Researchers identified 17 categories of images in the audit phase of the study, and those were narrowed down to eight that resonated the most with participants. The most prevalent were scored on their appeal as judged by respondents’ swipes:

  • Images that include scenes of people helping each other: 50%
  • Images include people working on computers or tablets, or meeting with advisers: 47%
  • Images showing older people receiving health care or navigating obstacles: 44% 

    “Images that were well received would be older people actively engaged, enjoying themselves or doing something productive,” explained Brown. “Images that would not have resonated as much would be images of older people with presumably a second job.”

    ‘The research also shows generational differences in workers’ reactions to imagery, according to the survey.
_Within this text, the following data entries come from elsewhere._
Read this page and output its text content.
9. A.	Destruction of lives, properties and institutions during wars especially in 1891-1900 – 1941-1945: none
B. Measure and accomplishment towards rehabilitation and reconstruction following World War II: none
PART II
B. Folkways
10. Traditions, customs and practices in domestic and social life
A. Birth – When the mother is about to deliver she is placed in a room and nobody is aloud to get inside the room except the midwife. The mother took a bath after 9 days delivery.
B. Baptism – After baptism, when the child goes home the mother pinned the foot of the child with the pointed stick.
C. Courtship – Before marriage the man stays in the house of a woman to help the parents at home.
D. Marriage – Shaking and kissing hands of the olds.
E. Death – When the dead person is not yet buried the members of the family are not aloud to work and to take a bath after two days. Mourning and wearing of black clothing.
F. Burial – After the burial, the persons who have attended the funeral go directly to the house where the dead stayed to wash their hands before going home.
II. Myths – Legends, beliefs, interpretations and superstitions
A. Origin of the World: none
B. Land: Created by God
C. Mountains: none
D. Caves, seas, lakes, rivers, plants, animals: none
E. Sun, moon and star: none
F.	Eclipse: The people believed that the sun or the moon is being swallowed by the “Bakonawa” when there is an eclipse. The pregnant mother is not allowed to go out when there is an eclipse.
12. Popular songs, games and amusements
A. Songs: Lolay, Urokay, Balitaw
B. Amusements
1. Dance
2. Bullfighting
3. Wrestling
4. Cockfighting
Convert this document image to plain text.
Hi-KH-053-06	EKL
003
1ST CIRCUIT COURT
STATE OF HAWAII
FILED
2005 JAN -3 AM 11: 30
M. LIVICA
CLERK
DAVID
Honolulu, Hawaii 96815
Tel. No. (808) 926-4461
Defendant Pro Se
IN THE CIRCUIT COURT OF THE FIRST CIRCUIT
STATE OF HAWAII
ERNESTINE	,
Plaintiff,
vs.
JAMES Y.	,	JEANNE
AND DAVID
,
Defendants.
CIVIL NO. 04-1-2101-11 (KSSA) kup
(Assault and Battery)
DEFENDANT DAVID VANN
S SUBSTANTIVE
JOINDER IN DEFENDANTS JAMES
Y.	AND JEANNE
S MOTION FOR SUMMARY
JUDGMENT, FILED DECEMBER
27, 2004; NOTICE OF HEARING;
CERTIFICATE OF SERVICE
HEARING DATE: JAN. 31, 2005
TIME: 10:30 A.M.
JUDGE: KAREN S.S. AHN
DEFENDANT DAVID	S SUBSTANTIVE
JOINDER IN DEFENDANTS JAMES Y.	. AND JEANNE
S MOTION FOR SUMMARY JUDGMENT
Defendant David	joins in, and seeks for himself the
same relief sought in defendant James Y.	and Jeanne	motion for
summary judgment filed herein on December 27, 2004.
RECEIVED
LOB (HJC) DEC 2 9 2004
Whereas Millennials are the most likely to “cite images in existing communication are not appealing. [or] relatable to them—[because] they mostly notice Boomers and then tune out,” the survey states. “Technology [also] matters [because Millennials] are much more strongly drawn to images showing modern use of devices for planning.”

    The survey found Gen X is the most vocal subset about craving more ‘substance’ from communications, including data and awards, while Baby Boomers want empowering imagery and do not appreciate being depicted as limited because of their age, confused or at the mercy of a complex industry, according to the survey.

    Plan sponsors can take advantage of the survey findings with specific tactics like examining their participant demographics based on age, segmenting the populations as such and tailoring appropriate messaging to each group.

    “It takes a willingness to focus their energies on those workers who are age 55 and above, and that is different, especially as we’re in this time period changing the defined contribution system from a savings system to a retirement system,” explained Brown.

    She added, “[plan sponsors can] think about literally auto everything they can for younger participants and [then] focus their time and energy on those [participants] who are 55 and older for a couple of reasons: maybe they can focus on the segment and produce language and images that resonate and have a stronger connection, and presumably those individuals are also more receptive to hearing from them.”

    The survey was conducted for Capital Group by Escalent in Q4 2021, with data from surveys and interviews from 2,451 employed U.S. adults, including both advised and self-directed investors and a mix of age, gender and race/ethnicity. All qualified as investors by having at least one account, such as an IRA, employer-sponsored retirement account, brokerage account or digital investment account.